So instinctively conscious of more than usual sympathy in her listener, Mrs. Storey chattered on uninterruptedly until it was almost time to dress for dinner.
Miss Vernon missed her affectionate motherly attendant as she arranged her unpretending toilette for dinner. Not that she was incapable of waiting on herself; but her dressing-room had always been the scene of those confidential conversations in which Mrs. O'Toole's soul delighted. She pictured to herself her loving and beloved nurse sitting alone in some room of the busy, crowded hotel, her arms folded in her apron, rocking herself to and fro, with no one near to whom she could speak in the genuine accents of real sorrow.
"My poor dear nurse, may God comfort you," murmured Kate; and then, feeling her fortitude melting away before the picture she had conjured up, she resolutely turned from it. "I have no right to damp the spirits of these friendly people with my melancholy looks."
So she braided her bright hair, and smiled at her pale cheeks, which had lost the few roses they began to gather at Hampton Court: and hearing some one trying to turn the handle of the door, opened it, and admitted little Willie, with whom she descended to the drawing-room.

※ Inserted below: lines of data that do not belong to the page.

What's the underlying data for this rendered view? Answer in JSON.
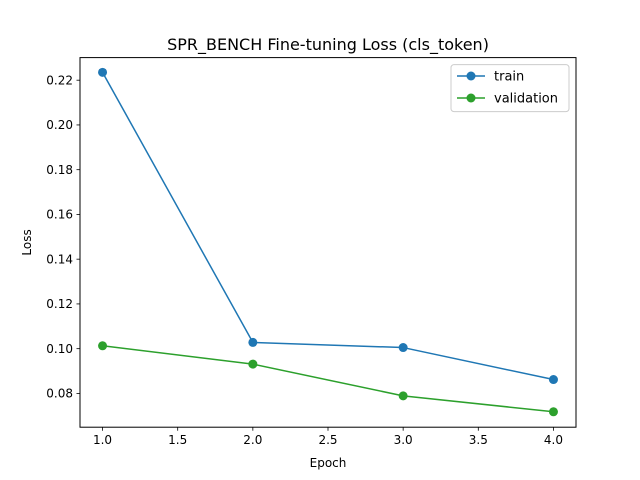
{
  "chart_data": {
    "type": "line",
    "title": "SPR_BENCH Fine-tuning Loss (cls_token)",
    "xlabel": "Epoch",
    "ylabel": "Loss",
    "x": [
      1.0,
      2.0,
      3.0,
      4.0
    ],
    "xlim": [
      0.85,
      4.15
    ],
    "ylim": [
      0.0649,
      0.2301
    ],
    "xticks": [
      "1.0",
      "1.5",
      "2.0",
      "2.5",
      "3.0",
      "3.5",
      "4.0"
    ],
    "yticks": [
      "0.08",
      "0.10",
      "0.12",
      "0.14",
      "0.16",
      "0.18",
      "0.20",
      "0.22"
    ],
    "grid": false,
    "legend_position": "top-right",
    "series": [
      {
        "name": "train",
        "color": "#1f77b4",
        "values": [
          0.2235,
          0.1028,
          0.1005,
          0.0862
        ]
      },
      {
        "name": "validation",
        "color": "#2ca02c",
        "values": [
          0.1013,
          0.0931,
          0.0789,
          0.0718
        ]
      }
    ]
  }
}
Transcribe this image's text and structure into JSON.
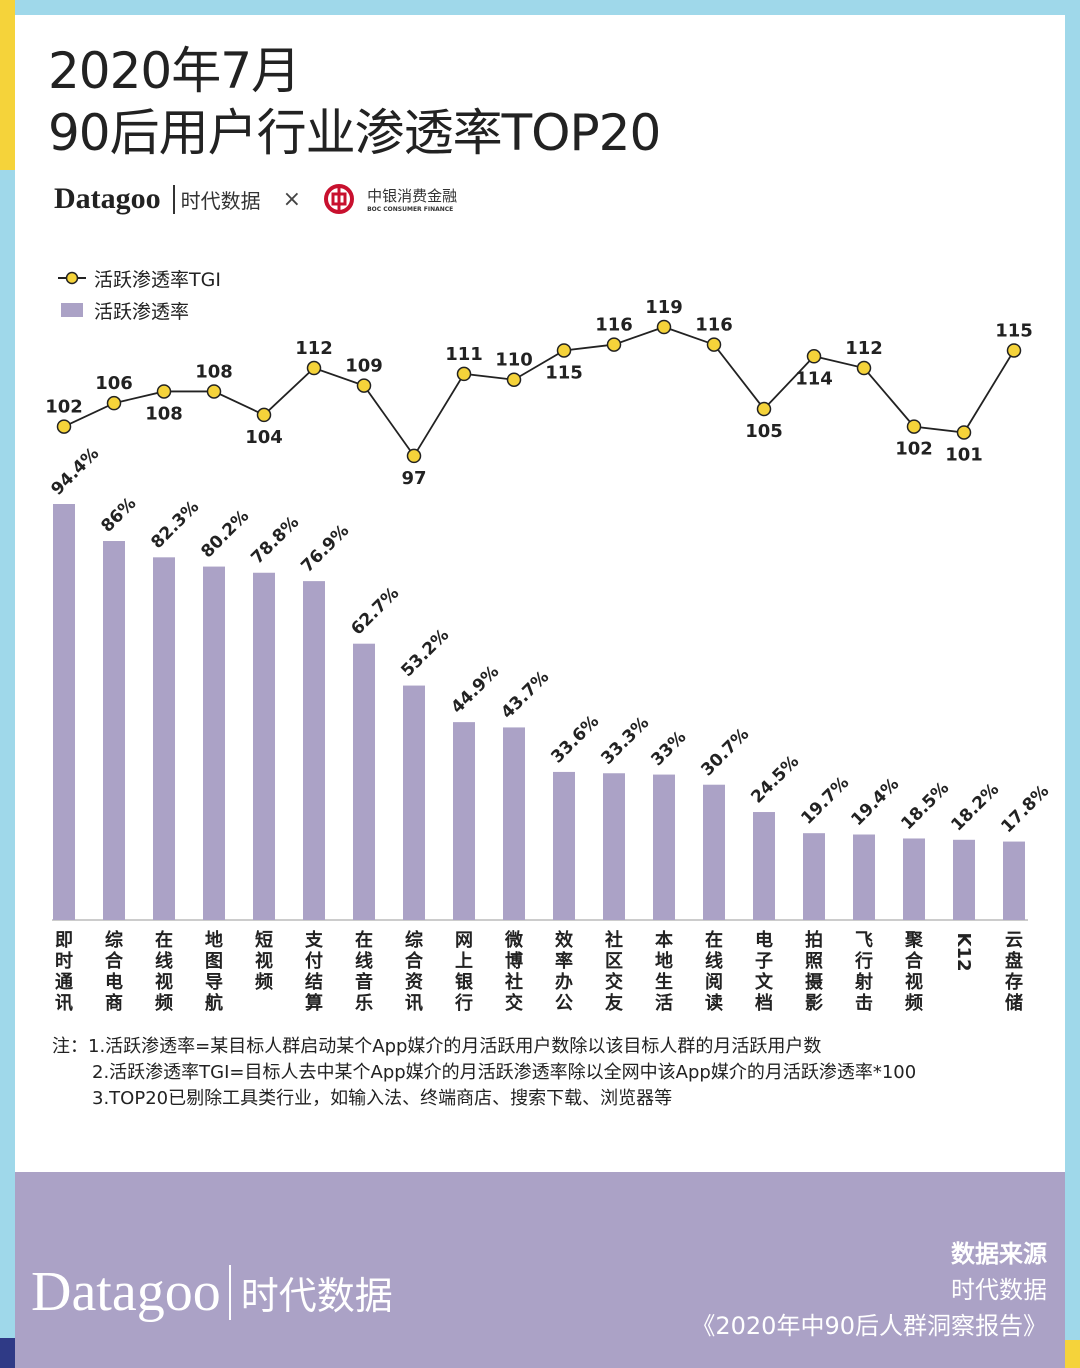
{
  "title_line1": "2020年7月",
  "title_line2": "90后用户行业渗透率TOP20",
  "logos": {
    "datagoo": "Datagoo",
    "datagoo_cn": "时代数据",
    "times": "×",
    "boc_cn": "中银消费金融",
    "boc_en": "BOC CONSUMER FINANCE"
  },
  "colors": {
    "bar": "#ab a2c6",
    "line": "#222222",
    "marker": "#f5d33a",
    "frame_blue": "#9fd8ea",
    "frame_yellow": "#f5d33a",
    "footer": "#aba2c6"
  },
  "chart_data": {
    "type": "bar+line",
    "categories": [
      "即时通讯",
      "综合电商",
      "在线视频",
      "地图导航",
      "短视频",
      "支付结算",
      "在线音乐",
      "综合资讯",
      "网上银行",
      "微博社交",
      "效率办公",
      "社区交友",
      "本地生活",
      "在线阅读",
      "电子文档",
      "拍照摄影",
      "飞行射击",
      "聚合视频",
      "K12",
      "云盘存储"
    ],
    "series": [
      {
        "name": "活跃渗透率TGI",
        "type": "line",
        "values": [
          102,
          106,
          108,
          108,
          104,
          112,
          109,
          97,
          111,
          110,
          115,
          116,
          119,
          116,
          105,
          114,
          112,
          102,
          101,
          115
        ]
      },
      {
        "name": "活跃渗透率",
        "type": "bar",
        "values": [
          94.4,
          86,
          82.3,
          80.2,
          78.8,
          76.9,
          62.7,
          53.2,
          44.9,
          43.7,
          33.6,
          33.3,
          33,
          30.7,
          24.5,
          19.7,
          19.4,
          18.5,
          18.2,
          17.8
        ],
        "labels": [
          "94.4%",
          "86%",
          "82.3%",
          "80.2%",
          "78.8%",
          "76.9%",
          "62.7%",
          "53.2%",
          "44.9%",
          "43.7%",
          "33.6%",
          "33.3%",
          "33%",
          "30.7%",
          "24.5%",
          "19.7%",
          "19.4%",
          "18.5%",
          "18.2%",
          "17.8%"
        ]
      }
    ],
    "legend": "top-left",
    "grid": false
  },
  "notes": {
    "prefix": "注：",
    "items": [
      "1.活跃渗透率=某目标人群启动某个App媒介的月活跃用户数除以该目标人群的月活跃用户数",
      "2.活跃渗透率TGI=目标人去中某个App媒介的月活跃渗透率除以全网中该App媒介的月活跃渗透率*100",
      "3.TOP20已剔除工具类行业，如输入法、终端商店、搜索下载、浏览器等"
    ]
  },
  "footer": {
    "logo": "Datagoo",
    "logo_cn": "时代数据",
    "source_title": "数据来源",
    "source_name": "时代数据",
    "source_report": "《2020年中90后人群洞察报告》"
  }
}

"Well, indeed, my dear, you do not look so rosy or so bright as I would wish to see you," said Mrs. Storey, "not but that you look pretty always."
"Cela va sans dire," interrupted Kate, smiling.
"But," resumed Mrs. Storey, "what is the reason his lordship is gone to the Isle of Wight?"
"Will you believe me," replied Kate, gravely and impressively, "when I assure you that I am equally ignorant of, and unaccountable for, Lord Effingham's movements."